Build the provided example code:

cmake -B build-example -S examples/hip_vec_add/ -DCMAKE_C_COMPILER=$(mneme config cc) -DCMAKE_CXX_COMPILER=$(mneme config cxx) -DCMAKE_PREFIX_PATH=$(mneme config cmakedir)
cmake --build build-example/

Note

The cmake build command will emit a warning clang++: warning: argument unused during compilation: '-Xoffload-linker --load-pass-plugin=<path-to>/libProteusPass.so'. It is safe to ignore the warning.

Phase 2: Record Executable (runtime)

To record the previously built example code you can run:

mkdir record-example-dir/
mneme record -rdb record-example-dir/ -- ./build-example/vecAdd 1024
After the execution of the example you can check the generated recorded artifacts under the record-example-dir directory. For example:

./record-example-dir/
├── 15941914485064662553.json
├── DeviceState.epilogue.15941914485064662553.18248140455151687155.mneme
├── DeviceState.prologue.15941914485064662553.18248140455151687155.mneme
└── RecordedIR_15941914485064662553.bc

Note

The exact filenames will differ depending on your compiler versions and Mneme versions. However, there should be a single *.json file, DeviceState.epilogue.* and a DeviceState.prologue.* file and a RecordedIR_*.bc file.

Phase 3: Replay kernel

mneme replay -rdb record-example-dir/15941914485064662553.json -rid 16313427880266313990 "default<O3>"

This command will execute the kernel and replay the exact same execution as the recorded one. If the command completes successfully and produces a JSON file, recording worked. The output will be similar to:

{
  "Replay-config": {
    "grid": {
      "x": 40000,
      "y": 1,
      "z": 1
    },
    "block": {
      "x": 256,
      "y": 1,
      "z": 1
    },
    "shared_mem": 0,
    "specialize": false,
    "set_launch_bounds": false,
    "max_threads": null,
    "min_blocks_per_sm": 0,
    "specialize_dims": false,
    "passes": "default<O3>",
    "codegen_opt": 3,
    "codegen_method": "serial",
    "prune": true,
    "internalize": true
  },
  "Result": {
    "preprocess_ir_time": 9.2298723757267e-06,
    "opt_time": 0.006206092890352011,
    "codegen_time": 0.01226967596448958,
    "obj_size": 4792,
    "exec_time": [
      84040,
      82561,
      81761,
      83360,
      76520
    ],
    "verified": true,
    "executed": true,
    "failed": false,
    "start_time": "",
    "end_time": "",
    "gpu_id": 0,
    "const_mem_usage": -1,
    "local_mem_usage": 0,
    "reg_usage": 12,
    "error": ""
  }
}

Note

The exact names of the -rdb and -rid parameters will differ and the user should discover them.
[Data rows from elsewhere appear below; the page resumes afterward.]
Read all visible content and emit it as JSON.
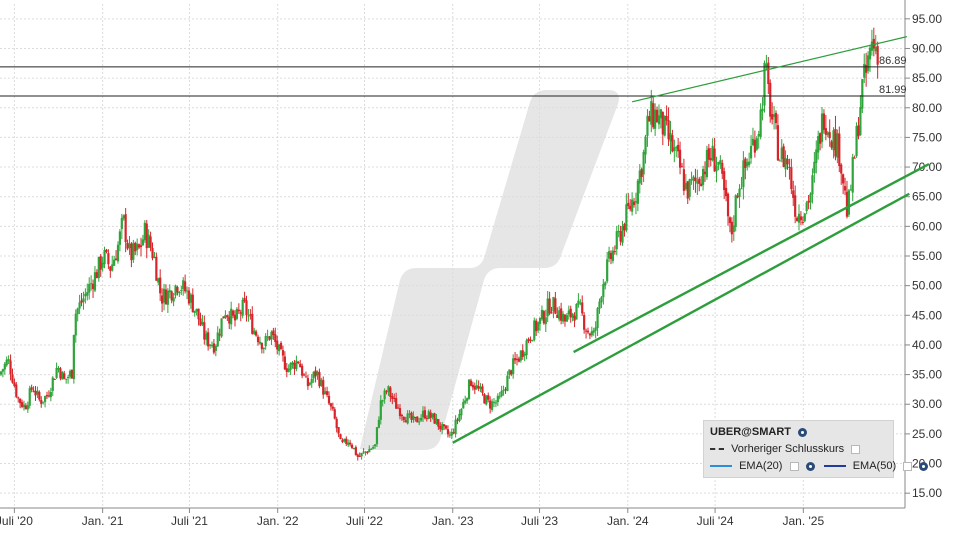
{
  "chart_data": {
    "type": "candlestick",
    "ticker": "UBER@SMART",
    "y_axis": {
      "ticks": [
        "95.00",
        "90.00",
        "85.00",
        "80.00",
        "75.00",
        "70.00",
        "65.00",
        "60.00",
        "55.00",
        "50.00",
        "45.00",
        "40.00",
        "35.00",
        "30.00",
        "25.00",
        "20.00",
        "15.00"
      ],
      "ylim": [
        12.5,
        97.5
      ],
      "position": "right",
      "grid": true
    },
    "x_axis": {
      "ticks": [
        "Juli '20",
        "Jan. '21",
        "Juli '21",
        "Jan. '22",
        "Juli '22",
        "Jan. '23",
        "Juli '23",
        "Jan. '24",
        "Juli '24",
        "Jan. '25"
      ],
      "tick_dates": [
        "2020-07",
        "2021-01",
        "2021-07",
        "2022-01",
        "2022-07",
        "2023-01",
        "2023-07",
        "2024-01",
        "2024-07",
        "2025-01"
      ],
      "xlim": [
        "2020-06",
        "2025-08"
      ],
      "grid": true
    },
    "horizontal_lines": [
      {
        "label": "86.89",
        "value": 86.89,
        "color": "#222222"
      },
      {
        "label": "81.99",
        "value": 81.99,
        "color": "#222222"
      }
    ],
    "trendlines": [
      {
        "from": [
          "2023-01-01",
          23.5
        ],
        "to": [
          "2025-08-10",
          65.5
        ],
        "color": "#2e9e3c"
      },
      {
        "from": [
          "2023-09-10",
          38.8
        ],
        "to": [
          "2025-09-20",
          70.5
        ],
        "color": "#2e9e3c"
      },
      {
        "from": [
          "2024-01-10",
          81.0
        ],
        "to": [
          "2025-08-05",
          92.0
        ],
        "color": "#2e9e3c"
      }
    ],
    "price_path": [
      [
        "2020-06-01",
        35.0
      ],
      [
        "2020-06-20",
        37.5
      ],
      [
        "2020-07-10",
        31.0
      ],
      [
        "2020-07-25",
        29.5
      ],
      [
        "2020-08-10",
        33.0
      ],
      [
        "2020-08-25",
        30.5
      ],
      [
        "2020-09-10",
        31.5
      ],
      [
        "2020-10-01",
        36.5
      ],
      [
        "2020-10-15",
        34.0
      ],
      [
        "2020-11-01",
        35.5
      ],
      [
        "2020-11-05",
        45.0
      ],
      [
        "2020-11-25",
        48.0
      ],
      [
        "2020-12-20",
        52.0
      ],
      [
        "2021-01-05",
        55.0
      ],
      [
        "2021-01-20",
        53.0
      ],
      [
        "2021-02-05",
        57.0
      ],
      [
        "2021-02-15",
        61.0
      ],
      [
        "2021-03-01",
        55.0
      ],
      [
        "2021-03-20",
        56.0
      ],
      [
        "2021-04-01",
        59.0
      ],
      [
        "2021-04-20",
        55.0
      ],
      [
        "2021-05-05",
        48.0
      ],
      [
        "2021-05-25",
        49.0
      ],
      [
        "2021-06-10",
        50.5
      ],
      [
        "2021-07-01",
        48.5
      ],
      [
        "2021-07-20",
        45.0
      ],
      [
        "2021-08-05",
        41.0
      ],
      [
        "2021-08-25",
        40.0
      ],
      [
        "2021-09-15",
        46.0
      ],
      [
        "2021-10-05",
        44.0
      ],
      [
        "2021-10-25",
        46.5
      ],
      [
        "2021-11-15",
        42.5
      ],
      [
        "2021-12-05",
        40.0
      ],
      [
        "2021-12-20",
        42.0
      ],
      [
        "2022-01-10",
        38.0
      ],
      [
        "2022-01-25",
        36.0
      ],
      [
        "2022-02-15",
        37.5
      ],
      [
        "2022-03-05",
        33.0
      ],
      [
        "2022-03-25",
        35.5
      ],
      [
        "2022-04-10",
        32.0
      ],
      [
        "2022-04-30",
        28.0
      ],
      [
        "2022-05-15",
        23.0
      ],
      [
        "2022-06-01",
        24.0
      ],
      [
        "2022-06-20",
        21.0
      ],
      [
        "2022-07-05",
        22.0
      ],
      [
        "2022-07-25",
        23.0
      ],
      [
        "2022-08-05",
        30.0
      ],
      [
        "2022-08-20",
        32.5
      ],
      [
        "2022-09-05",
        30.0
      ],
      [
        "2022-09-25",
        28.0
      ],
      [
        "2022-10-15",
        27.0
      ],
      [
        "2022-11-05",
        28.5
      ],
      [
        "2022-11-25",
        27.5
      ],
      [
        "2022-12-15",
        25.5
      ],
      [
        "2022-12-30",
        24.5
      ],
      [
        "2023-01-20",
        29.0
      ],
      [
        "2023-02-10",
        34.0
      ],
      [
        "2023-03-01",
        32.0
      ],
      [
        "2023-03-20",
        30.0
      ],
      [
        "2023-04-10",
        30.5
      ],
      [
        "2023-05-05",
        36.0
      ],
      [
        "2023-05-25",
        38.5
      ],
      [
        "2023-06-15",
        42.0
      ],
      [
        "2023-07-05",
        44.0
      ],
      [
        "2023-07-25",
        47.0
      ],
      [
        "2023-08-10",
        46.0
      ],
      [
        "2023-08-25",
        44.0
      ],
      [
        "2023-09-10",
        45.5
      ],
      [
        "2023-09-25",
        46.0
      ],
      [
        "2023-10-10",
        42.5
      ],
      [
        "2023-10-25",
        41.5
      ],
      [
        "2023-11-10",
        50.0
      ],
      [
        "2023-11-25",
        54.0
      ],
      [
        "2023-12-10",
        57.0
      ],
      [
        "2023-12-30",
        61.5
      ],
      [
        "2024-01-20",
        66.0
      ],
      [
        "2024-02-05",
        72.0
      ],
      [
        "2024-02-15",
        78.0
      ],
      [
        "2024-03-01",
        79.0
      ],
      [
        "2024-03-15",
        77.0
      ],
      [
        "2024-04-01",
        74.0
      ],
      [
        "2024-04-20",
        70.0
      ],
      [
        "2024-05-05",
        66.0
      ],
      [
        "2024-05-25",
        67.5
      ],
      [
        "2024-06-10",
        70.0
      ],
      [
        "2024-06-25",
        72.0
      ],
      [
        "2024-07-10",
        70.5
      ],
      [
        "2024-07-25",
        64.0
      ],
      [
        "2024-08-05",
        58.0
      ],
      [
        "2024-08-20",
        67.0
      ],
      [
        "2024-09-05",
        70.0
      ],
      [
        "2024-09-20",
        74.0
      ],
      [
        "2024-10-05",
        78.0
      ],
      [
        "2024-10-15",
        86.5
      ],
      [
        "2024-10-30",
        78.0
      ],
      [
        "2024-11-15",
        72.0
      ],
      [
        "2024-12-01",
        71.0
      ],
      [
        "2024-12-20",
        62.0
      ],
      [
        "2025-01-05",
        63.0
      ],
      [
        "2025-01-20",
        66.0
      ],
      [
        "2025-02-05",
        75.0
      ],
      [
        "2025-02-15",
        79.0
      ],
      [
        "2025-03-01",
        76.0
      ],
      [
        "2025-03-20",
        72.5
      ],
      [
        "2025-04-05",
        62.0
      ],
      [
        "2025-04-20",
        72.0
      ],
      [
        "2025-05-05",
        83.0
      ],
      [
        "2025-05-15",
        86.0
      ],
      [
        "2025-05-25",
        91.0
      ],
      [
        "2025-06-05",
        90.0
      ]
    ]
  },
  "legend": {
    "title": "UBER@SMART",
    "prev_close_label": "Vorheriger Schlusskurs",
    "ema20_label": "EMA(20)",
    "ema50_label": "EMA(50)",
    "colors": {
      "ema20": "#2b8fd8",
      "ema50": "#1f3c9e",
      "up": "#2ea43a",
      "down": "#d6242a"
    }
  },
  "icons": [
    "eye-icon",
    "checkbox-icon"
  ]
}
The former (-rdb) points to the json file under the ./record-example-dir/ and the latter (-rid) should take the key value of the entries under the instances config. The user should discover them.

Note

If verified on the Result entry is true and executed is true, Congratulations you have replayed successfully a vector addition.